The Core Principles of Agroecology
How many ways can you introduce and define Agroecology? We tried a couple of ways for the first pair of posts in the ‘What is Agroecology?’ blog series. As we get deeper into the discussion and debate of the discipline, we will find that there are many other ways to describe and think about the fundamental framework and concepts of agroecology. This post is a first leap from the most basic and universal introduction of agroecology to begin identifying its foundational principles of systems, production, biodiversity, and resilience. Here, we focus on the first of agroecology’s core principles, systems.
- the framing of agriculture as an ecological system.
- interacting parts of a dynamic and complex system.

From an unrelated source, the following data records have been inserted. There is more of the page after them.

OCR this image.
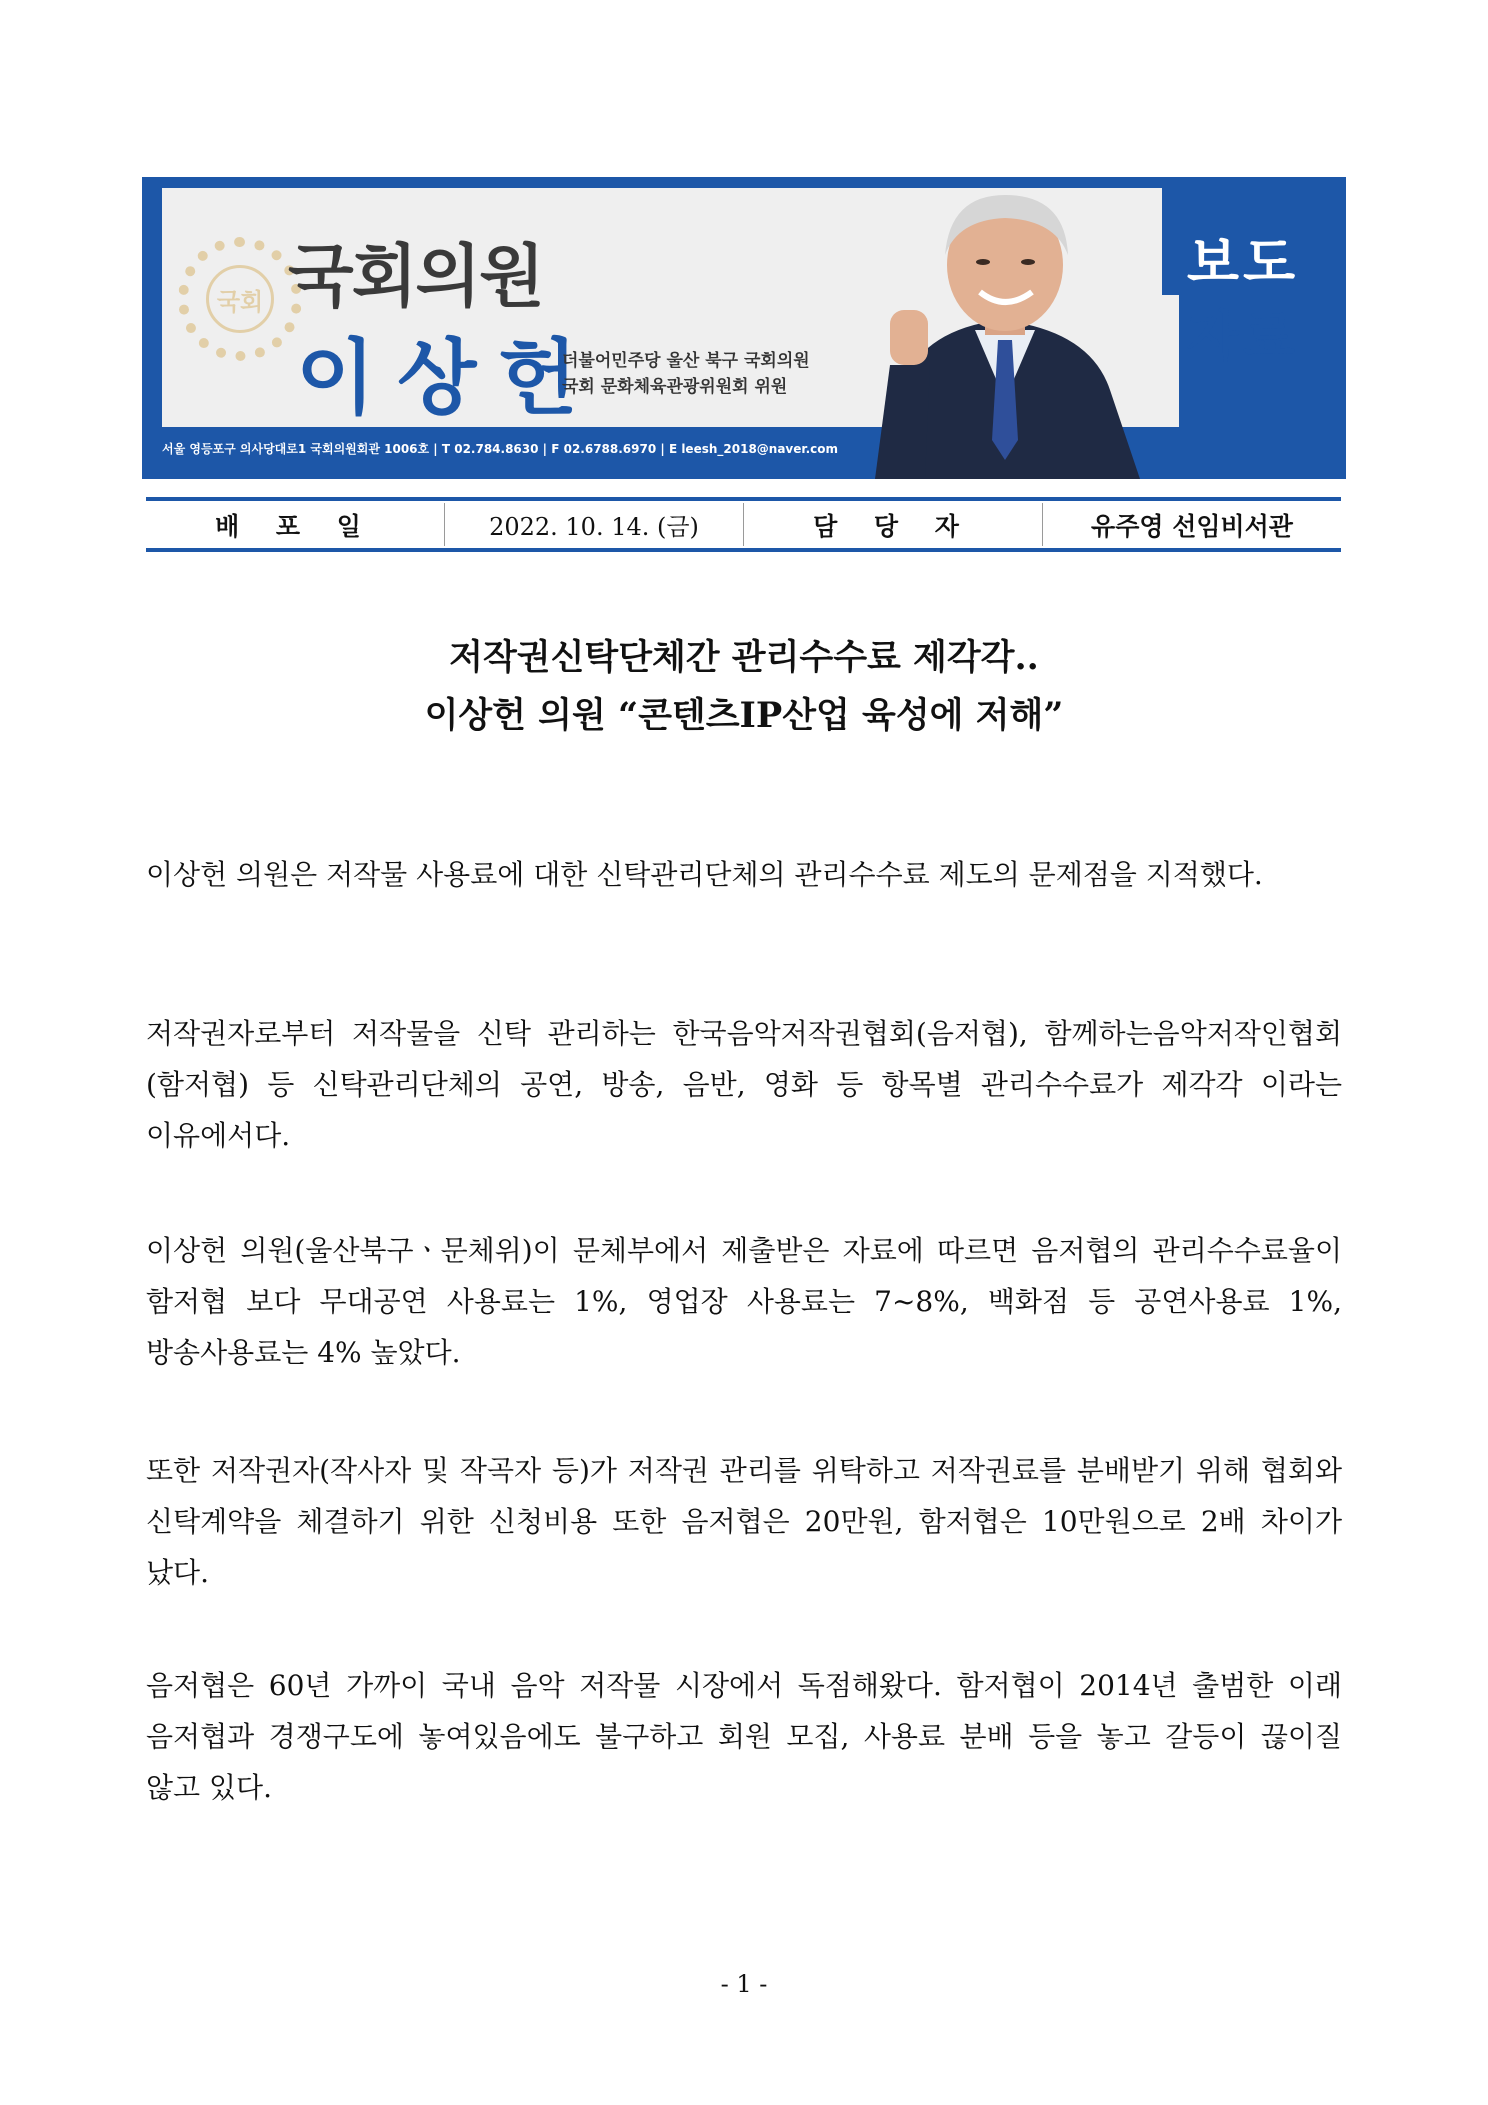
국회 국회의원
이상헌
더불어민주당 울산 북구 국회의원
국회 문화체육관광위원회 위원
서울 영등포구 의사당대로1 국회의원회관 1006호 | T 02.784.8630 | F 02.6788.6970 | E leesh_2018@naver.com
보도
자료
배 포 일	2022. 10. 14. (금)	담 당 자	유주영 선임비서관
저작권신탁단체간 관리수수료 제각각..
이상헌 의원 “콘텐츠IP산업 육성에 저해”
이상헌 의원은 저작물 사용료에 대한 신탁관리단체의 관리수수료 제도의 문제점을 지적했다.
저작권자로부터 저작물을 신탁 관리하는 한국음악저작권협회(음저협), 함께하는음악저작인협회(함저협) 등 신탁관리단체의 공연, 방송, 음반, 영화 등 항목별 관리수수료가 제각각 이라는 이유에서다.
이상헌 의원(울산북구ㆍ문체위)이 문체부에서 제출받은 자료에 따르면 음저협의 관리수수료율이 함저협 보다 무대공연 사용료는 1%, 영업장 사용료는 7~8%, 백화점 등 공연사용료 1%, 방송사용료는 4% 높았다.
또한 저작권자(작사자 및 작곡자 등)가 저작권 관리를 위탁하고 저작권료를 분배받기 위해 협회와 신탁계약을 체결하기 위한 신청비용 또한 음저협은 20만원, 함저협은 10만원으로 2배 차이가 났다.
음저협은 60년 가까이 국내 음악 저작물 시장에서 독점해왔다. 함저협이 2014년 출범한 이래 음저협과 경쟁구도에 놓여있음에도 불구하고 회원 모집, 사용료 분배 등을 놓고 갈등이 끊이질 않고 있다.
- 1 -
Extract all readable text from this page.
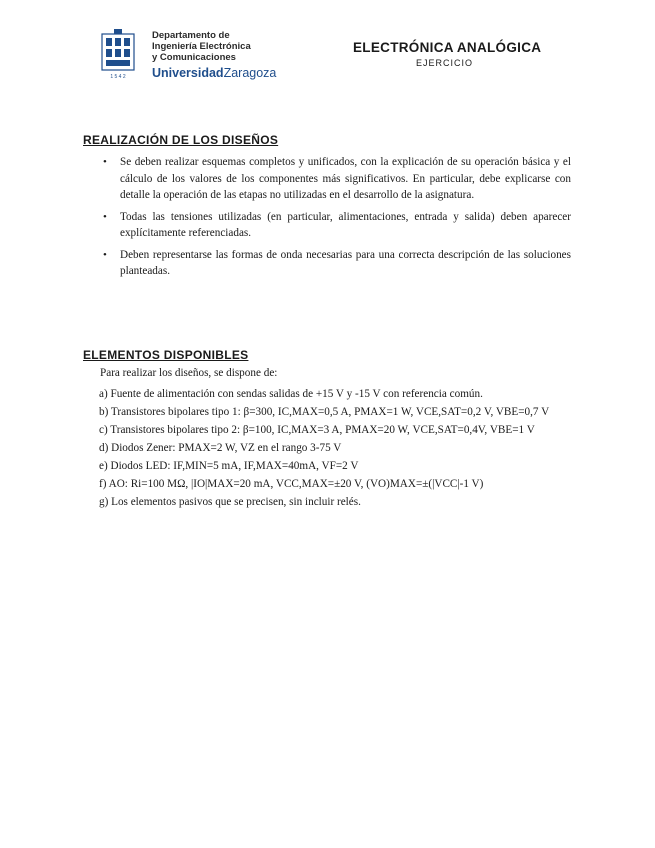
1 5 4 2
Departamento de
Ingeniería Electrónica
y Comunicaciones
UniversidadZaragoza
ELECTRÓNICA ANALÓGICA
EJERCICIO
REALIZACIÓN DE LOS DISEÑOS
• Se deben realizar esquemas completos y unificados, con la explicación de su operación básica y el cálculo de los valores de los componentes más significativos. En particular, debe explicarse con detalle la operación de las etapas no utilizadas en el desarrollo de la asignatura.
• Todas las tensiones utilizadas (en particular, alimentaciones, entrada y salida) deben aparecer explícitamente referenciadas.
• Deben representarse las formas de onda necesarias para una correcta descripción de las soluciones planteadas.
ELEMENTOS DISPONIBLES
Para realizar los diseños, se dispone de:
a) Fuente de alimentación con sendas salidas de +15 V y -15 V con referencia común.
b) Transistores bipolares tipo 1: β=300, IC,MAX=0,5 A, PMAX=1 W, VCE,SAT=0,2 V, VBE=0,7 V
c) Transistores bipolares tipo 2: β=100, IC,MAX=3 A, PMAX=20 W, VCE,SAT=0,4V, VBE=1 V
d) Diodos Zener: PMAX=2 W, VZ en el rango 3-75 V
e) Diodos LED: IF,MIN=5 mA, IF,MAX=40mA, VF=2 V
f) AO: Ri=100 MΩ, |IO|MAX=20 mA, VCC,MAX=±20 V, (VO)MAX=±(|VCC|-1 V)
g) Los elementos pasivos que se precisen, sin incluir relés.
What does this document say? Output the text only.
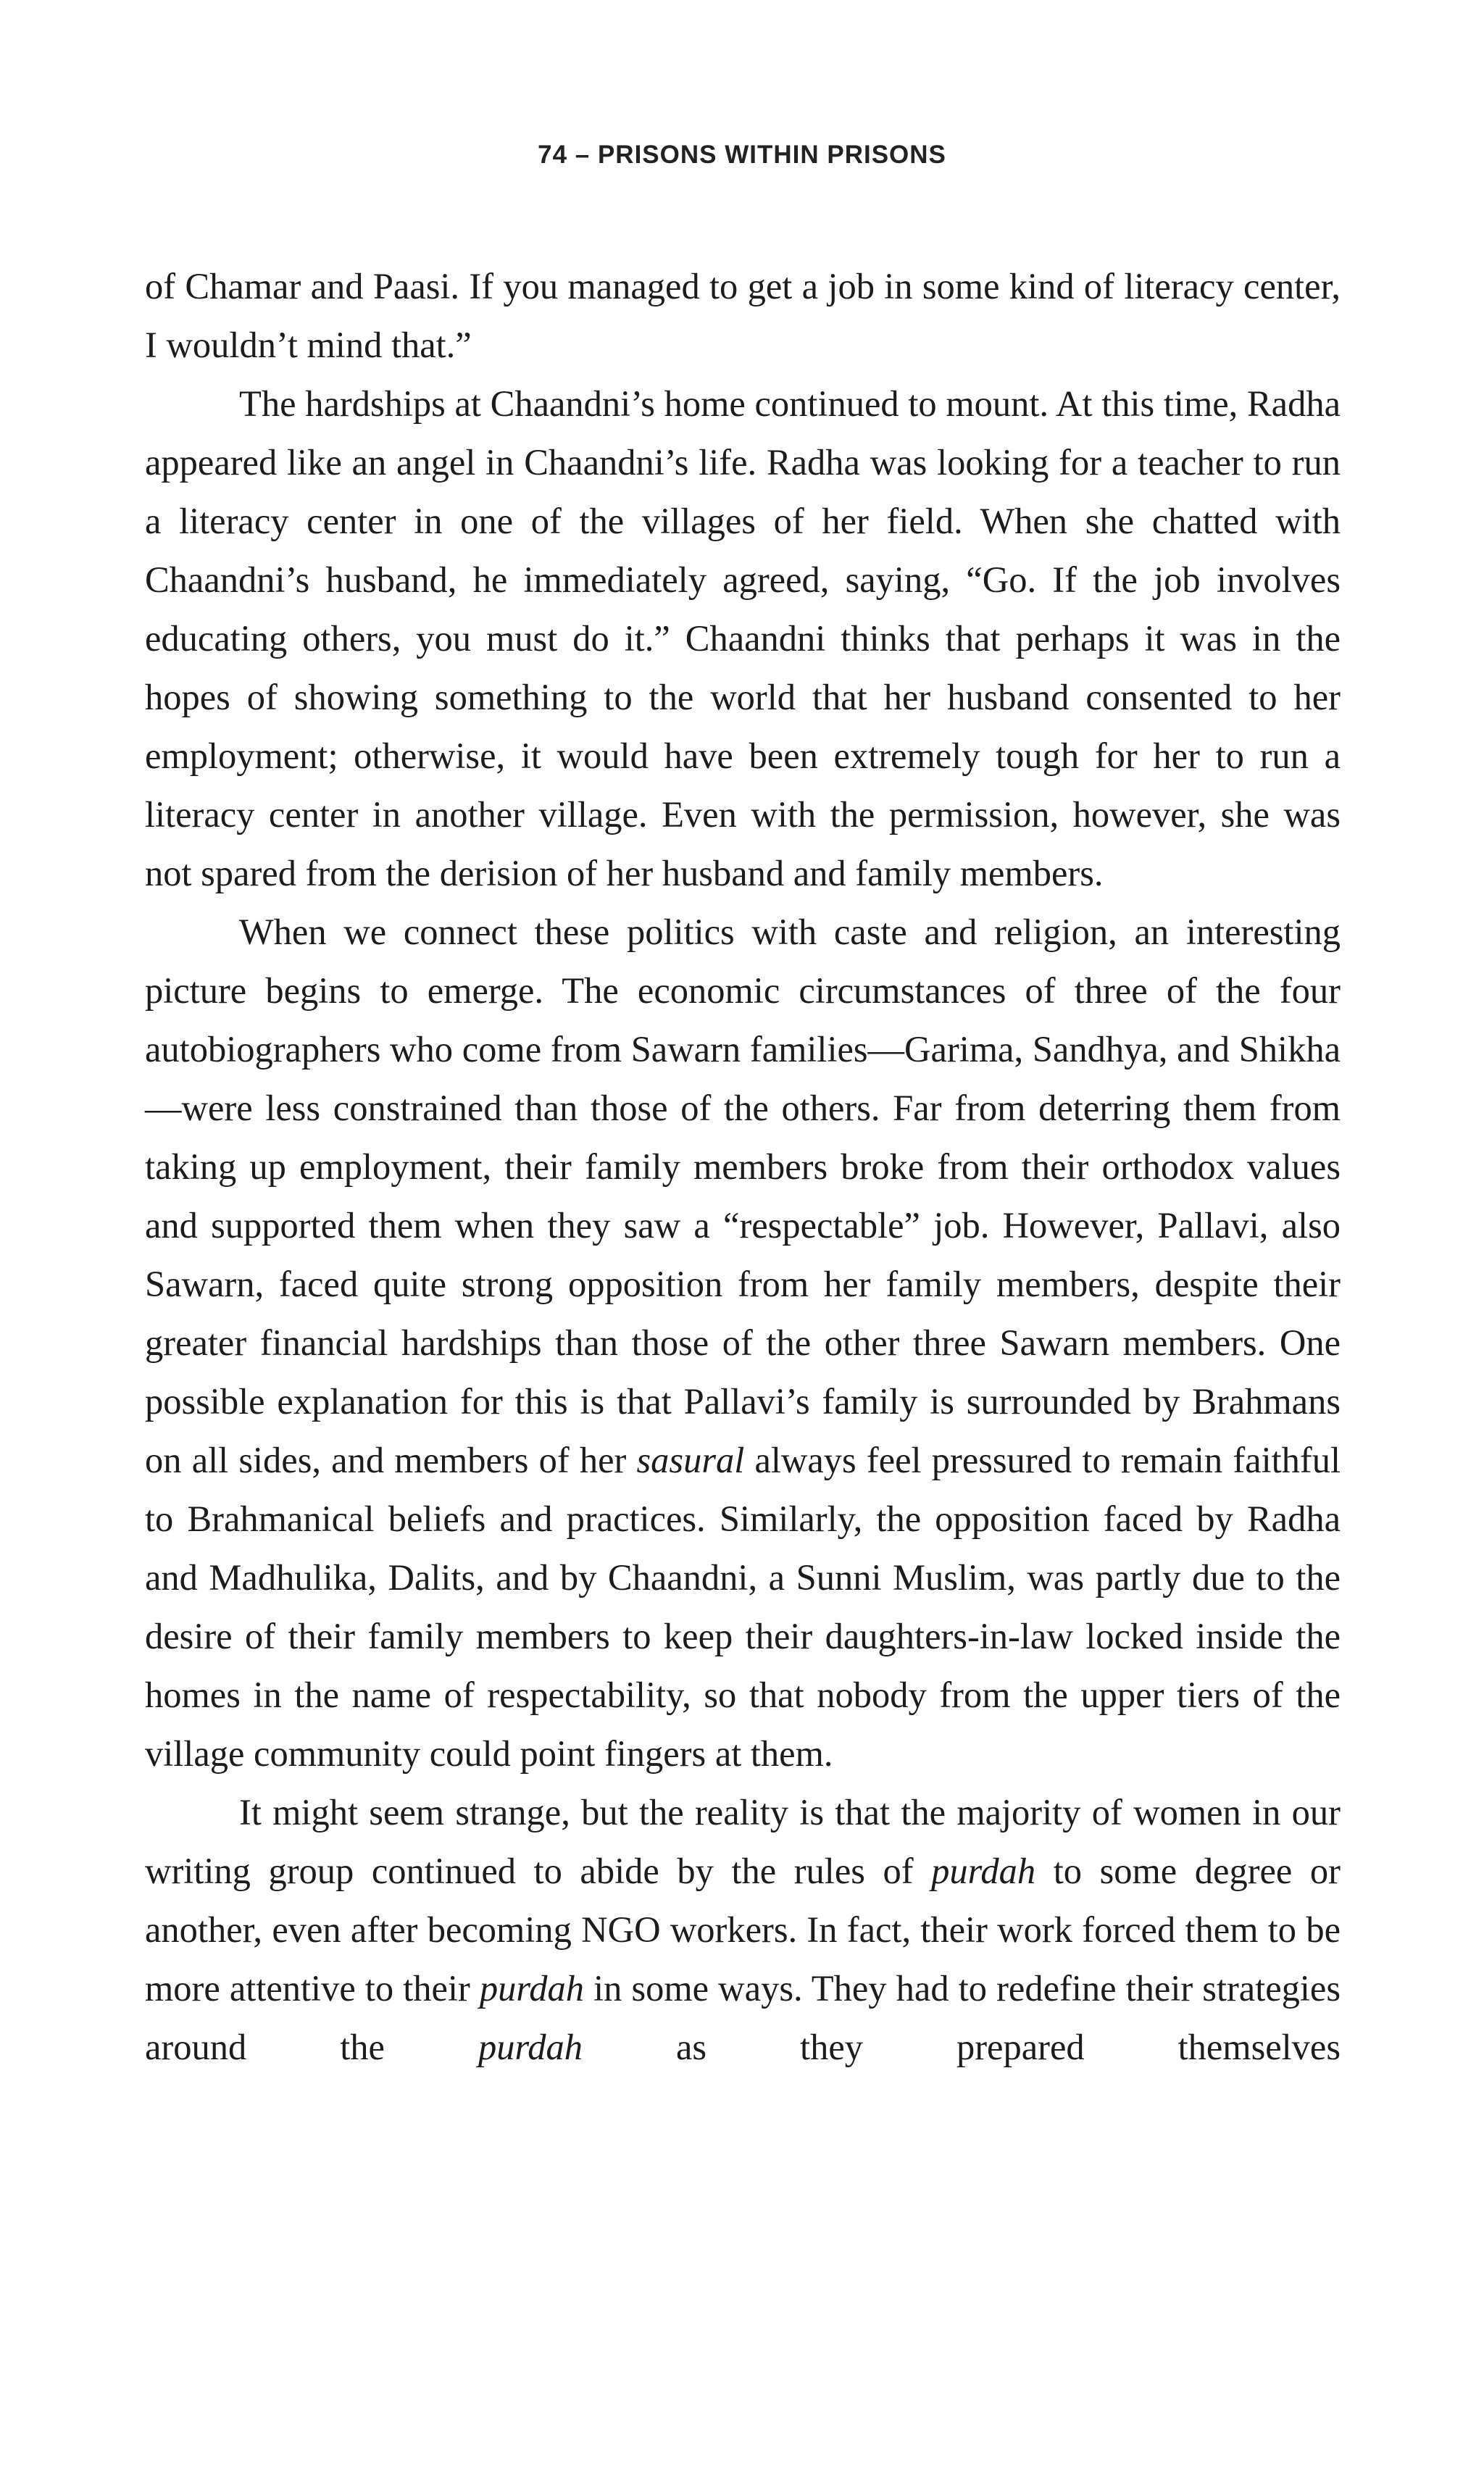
74 – PRISONS WITHIN PRISONS

of Chamar and Paasi. If you managed to get a job in some kind of literacy center, I wouldn’t mind that.”

The hardships at Chaandni’s home continued to mount. At this time, Radha appeared like an angel in Chaandni’s life. Radha was looking for a teacher to run a literacy center in one of the villages of her field. When she chatted with Chaandni’s husband, he immediately agreed, saying, “Go. If the job involves educating others, you must do it.” Chaandni thinks that perhaps it was in the hopes of showing something to the world that her husband consented to her employment; otherwise, it would have been extremely tough for her to run a literacy center in another village. Even with the permission, however, she was not spared from the derision of her husband and family members.

When we connect these politics with caste and religion, an interesting picture begins to emerge. The economic circumstances of three of the four autobiographers who come from Sawarn families—Garima, Sandhya, and Shikha—were less constrained than those of the others. Far from deterring them from taking up employment, their family members broke from their orthodox values and supported them when they saw a “respectable” job. However, Pallavi, also Sawarn, faced quite strong opposition from her family members, despite their greater financial hardships than those of the other three Sawarn members. One possible explanation for this is that Pallavi’s family is surrounded by Brahmans on all sides, and members of her sasural always feel pressured to remain faithful to Brahmanical beliefs and practices. Similarly, the opposition faced by Radha and Madhulika, Dalits, and by Chaandni, a Sunni Muslim, was partly due to the desire of their family members to keep their daughters-in-law locked inside the homes in the name of respectability, so that nobody from the upper tiers of the village community could point fingers at them.

It might seem strange, but the reality is that the majority of women in our writing group continued to abide by the rules of purdah to some degree or another, even after becoming NGO workers. In fact, their work forced them to be more attentive to their purdah in some ways. They had to redefine their strategies around the purdah as they prepared themselves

- diffuse boundaries among systems in nested scales.
- human-mediated, self-regulating and provisioning systems.
Thinking About Systems
To an agroecologist, everything can be understood as a system. Each system is made up of dynamic parts that interact at various levels and scales. We describe the focus of our systems perspective as an agroecosystem. Agroecosystems are defined by environmental characteristics, species assemblage, and complex abiotic and biotic interactions of farming systems. The environmental characteristics and species assemblage (i.e., plants, animals, microbes, people) are the parts of the system. These parts must be clearly identified if you are to effectively manage the system because it is the dynamic interaction of these parts that is manipulated. In order to thoughtfully manage and evaluate your agroecosystem you must clearly define its boundary and scale.
An easy trap for farmers is to view their farm as a solitary entity with boundaries defined by their fence line. The sole purpose of the land inside this farm boundary is to maximize production. This is a narrow view of farms that diminishes the importance of surrounding areas and broader ecosystem functioning. In agroecology, farms are systems with diffuse boundaries that can be defined at multiple scales. The scale at which the agroecosystems operates determines the appropriate boundary.
A focus on one specific crop plant is the organism scale. The growth of crop plants in a group reflects a population scale perspective, while the interaction of the crop and other plant species (i.e., weeds and companions) is the community scale. Consideration of environmental characteristics, such as water availability to that crop and the effect of water movement through the farm on crop growth and potential erosion, is the ecosystem scale. The management, production, and distribution, of farm products and economies is the food system scale.
Closing the Loop for Sustainability
Agroecosystems are perpetually interacting across boundaries and scales as nutrients, pests, and food moves on and off of farms. Yet, the unrestrained globalization of the food system has resulted in growing social inequality and shattered the self-regulating and provisioning services that define a healthy agroecosystem. Socially, globalized food systems have displaced local farmers and disrupted their access to land and food. The environmental result of this open system is a heavy reliance on external sources of energy and nutrients and a constant barrage of pests and diseases. Healthy agroecosystems constrain the materials and energy cycling within a closed system, which regulates the incidence of pests and diseases and provide the necessary elements for the production of food. Moving your farm towards sustainability requires a commitment to progress towards a closed-system dynamic and healthy agroecosystem functioning.
Can you define your agroecosystem by its functional boundaries? Who/what are the key players? How do they interact?
What can you do to improve sustainability of your management practices and advance your agroecosystem towards a healthy-functioning closed system?